Mantan Menteri Perindustrian Saleh Husin mengatakan industri sawit Indonesia hingga pertengahan 2024 memberikan kontribusi pada devisa negara hingga Rp 161 triliun. Industri ini tercatat mampu menyerap tenaga kerja hingga 17-20 juta orang.

"Kita bisa lihat bahwa dari sawit lah misalnya untuk produk perkebunannya di Indonesia, kita bisa saving devisa sekitar dari Rp 35 triliun, bisa saving defisit sekitar Rp 161 triliun. Ini satu yang luar biasa," kata Saleh dalam acara peluncuran bukunya yang berjudul 'Hilirisasi Sawit, Cegah Middle Income Trap' di Jakarta, Rabu (9/10/2024).

ADVERTISEMENT

SCROLL TO CONTINUE WITH CONTENT

"Di samping itu juga kita bisa pengurangan emisi gas rumah rakyat sebesar kira-kira sekitar 35 juta ton dan menampung tenaga kerja sampai kira-kira resminya, termasuk yang langsung maupun tidak langsung ada sekitar hampir ada yang bilang 17 juta, 18 juta, ada yang bilang 20 juta tenaga kerja yang terlibat," sambungnya.

Lebih lanjut, pria yang menjabat di Kementerian Perindustrian RI 2014-2016 ini mengatakan sawit merupakan satu-satunya komoditas asal Indonesia yang berhasil menguasai pasar global. Namun hingga kini harga produk hasil sawit RI malah masih ditentukan oleh negara lain.

"Sawit ini merupakan produk perdagangan kita, di mana ekspor bisa mencapai US$ 33 (Bea Cukai Keluar CPO/MT) dan juga merupakan produk yang menguasai pasar dunia. Tidak ada satupun produk Indonesia, hanya ada satu yaitu produk-produk sawit yang menguasai pasar dunia," ucap Saleh.

"Namun sangat disayangkan, (Indonesia) menguasai pasar dunia tapi harganya justru dikendalikan oleh orang lain, yaitu di pusat Malaysia maupun di pusat negara lain. Ini kan sesuatu yang sangat aneh, kita yang menguasai produk tapi harga ditentukan oleh orang lain," terangnya lagi.

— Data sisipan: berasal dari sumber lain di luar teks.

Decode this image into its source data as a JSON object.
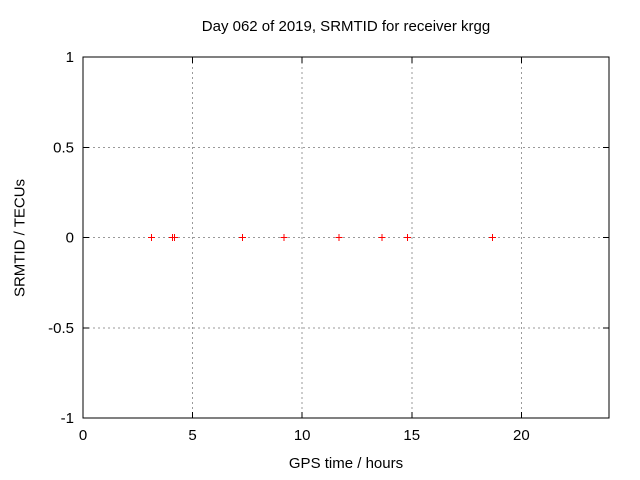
{
  "page": {
    "background_color": "#ffffff"
  },
  "chart_data": {
    "type": "scatter",
    "title": "Day 062 of 2019, SRMTID for receiver krgg",
    "xlabel": "GPS time / hours",
    "ylabel": "SRMTID / TECUs",
    "xlim": [
      0,
      24
    ],
    "ylim": [
      -1,
      1
    ],
    "xticks": [
      0,
      5,
      10,
      15,
      20
    ],
    "yticks": [
      -1,
      -0.5,
      0,
      0.5,
      1
    ],
    "grid": true,
    "legend_position": "none",
    "marker": "plus",
    "marker_color": "#ff0000",
    "grid_color": "#9a9a9a",
    "axis_color": "#000000",
    "series": [
      {
        "name": "SRMTID",
        "x": [
          3.12,
          4.08,
          4.17,
          7.27,
          9.18,
          11.69,
          13.64,
          14.81,
          18.68
        ],
        "y": [
          0,
          0,
          0,
          0,
          0,
          0,
          0,
          0,
          0
        ]
      }
    ]
  }
}
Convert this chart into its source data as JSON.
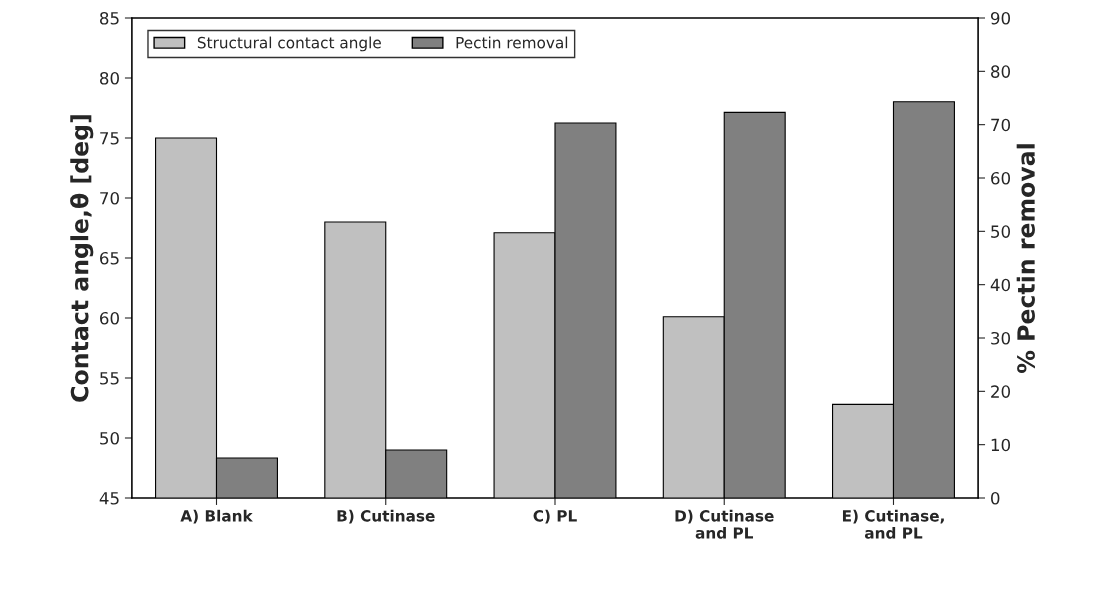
{
  "chart_data": {
    "type": "bar",
    "categories": [
      "A) Blank",
      "B) Cutinase",
      "C) PL",
      "D) Cutinase\nand PL",
      "E) Cutinase,\nand PL"
    ],
    "series": [
      {
        "name": "Structural contact angle",
        "color": "#c0c0c0",
        "values": [
          75,
          68,
          67.1,
          60.1,
          52.8
        ]
      },
      {
        "name": "Pectin removal",
        "color": "#808080",
        "axis": "y2",
        "values": [
          7.5,
          9,
          70.3,
          72.3,
          74.3
        ]
      }
    ],
    "ylabel": "Contact angle,θ [deg]",
    "y2label": "% Pectin removal",
    "ylim": [
      45,
      85
    ],
    "yticks": [
      45,
      50,
      55,
      60,
      65,
      70,
      75,
      80,
      85
    ],
    "y2lim": [
      0,
      90
    ],
    "y2ticks": [
      0,
      10,
      20,
      30,
      40,
      50,
      60,
      70,
      80,
      90
    ],
    "grid": false,
    "legend": "top left"
  }
}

Belum lagi, menurutnya produk sawit Indonesia juga mendapat opini negatif dari negara asing, khususnya di Eropa yang membuat seakan-akan hasil bumi Nusantara ini memberikan dampak buruk terhadap lingkungan. Padahal banyak negara di Benua Biru itu masih mengekspor produk-produk olahan sawit.

"Seperti Belanda yang selama ini kadang, sering negatif campaign terhadap produk-produk sawit, tetapi kenyataannya dia justru mengekspor produk olahan sawit sebesar 1 juta ton. Nah produknya dari mana? Ya dulu dari Indonesia," terangnya.

Berangkat dari permasalahan ini, Saleh kemudian melakukan penelitian lebih jauh terkait industri kelapa sawit Indonesia saat ini beserta tantangan-tantangan yang dihadapinya. Hasil penelitiannya ini kemudian ia tuangkan dalam bukunya yang berjudul 'Hilirisasi Sawit, Cegah Middle Income Trap'.

Ia berharap melalui peluncuran buku ini, banyak pihak dapat memahami betul kondisi industri sawit dalam negeri saat ini. Sehingga ke depan sektor agri bisnis satu ini dapat lebih berkembang dan turut mempercepat Indonesia keluar dari middle income trap alias menjadi negara maju.

"Berangkat dari situ akhirnya saya memang waktu itu mau memperdalam untuk penelitiannya agar kita betul-betul produk ini selain kita menguasai produknya, kita juga harus menentukan harganya dan tentu dengan berbagai cara," kata Saleh.

"Ini kita bikin buku tapi jangan hanya di hilirnya saja tetapi kita tarik ke hulunya juga, ke tanamannya. Sehingga orang mengetahui tentang sawit itu secara keseluruhan," terangnya lagi.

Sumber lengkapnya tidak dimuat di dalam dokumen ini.